The OLE study [NCT01471821]; Gattell JM et al. AIDS 2014] of patients with HIV < 50 copies/mL reported that switching to LPV/r plus lamivudine or emtricitabine was noninferior to continued LPV-RTV plus 2 NRTIs.
Dr Cahn concluded that well-designed noninferiority trials of dual therapy versus triple therapy with sufficient numbers of patients in new strategies and robust risk assessment are needed to change the treatment paradigm for HIV therapy. Criteria for identification of patients who are likely to benefit from new strategies and response durability assessment are needed.

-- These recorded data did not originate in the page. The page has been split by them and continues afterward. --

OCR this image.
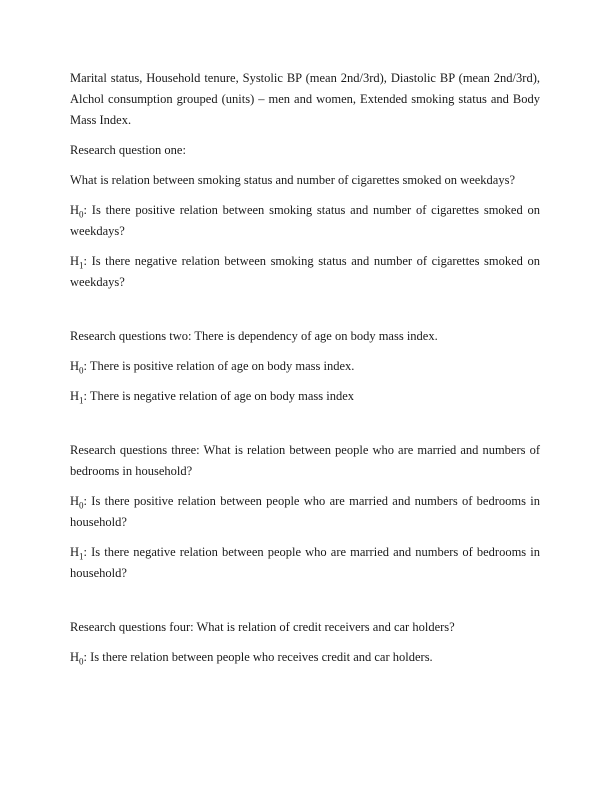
Marital status, Household tenure, Systolic BP (mean 2nd/3rd), Diastolic BP (mean 2nd/3rd), Alchol consumption grouped (units) – men and women, Extended smoking status and Body Mass Index.

Research question one:

What is relation between smoking status and number of cigarettes smoked on weekdays?

$H_0$: Is there positive relation between smoking status and number of cigarettes smoked on weekdays?

$H_1$: Is there negative relation between smoking status and number of cigarettes smoked on weekdays?

Research questions two: There is dependency of age on body mass index.

$H_0$: There is positive relation of age on body mass index.

$H_1$: There is negative relation of age on body mass index

Research questions three: What is relation between people who are married and numbers of bedrooms in household?

$H_0$: Is there positive relation between people who are married and numbers of bedrooms in household?

$H_1$: Is there negative relation between people who are married and numbers of bedrooms in household?

Research questions four: What is relation of credit receivers and car holders?

$H_0$: Is there relation between people who receives credit and car holders.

NRTI-SPARING REGIMENS: HAS THE TIME FINALLY COME?
Mark Boyd, MD, The Kirby Institute, University of New South Wales, Australia, reviewed the evidence base for using NRTI-sparing regimens in ART-naïve and ART-experienced HIV-infected patients. Table 2 summarizes the results of studies in ART-naïve patients, whereas Table 3 summarizes the results of studies in ART-experienced patients.
The evidence for using NRTI-sparing regimens is strongest in ART-experienced patients. The NEAT 001/ANRS 143 study provides evidence for NRTI-sparing regimens as an alternative option in ART-naïve patients. Not all NRTI-sparing regimens are equal, however, as evidenced by the inferior efficacy of maraviroc paired with ritonavir-boosted darunavir instead of TDF-FTC fixed-dose combination NRTIs. Dr Boyd concluded that support is accumulating for NRTI sparing as a switch strategy for maintenance after conventional induction.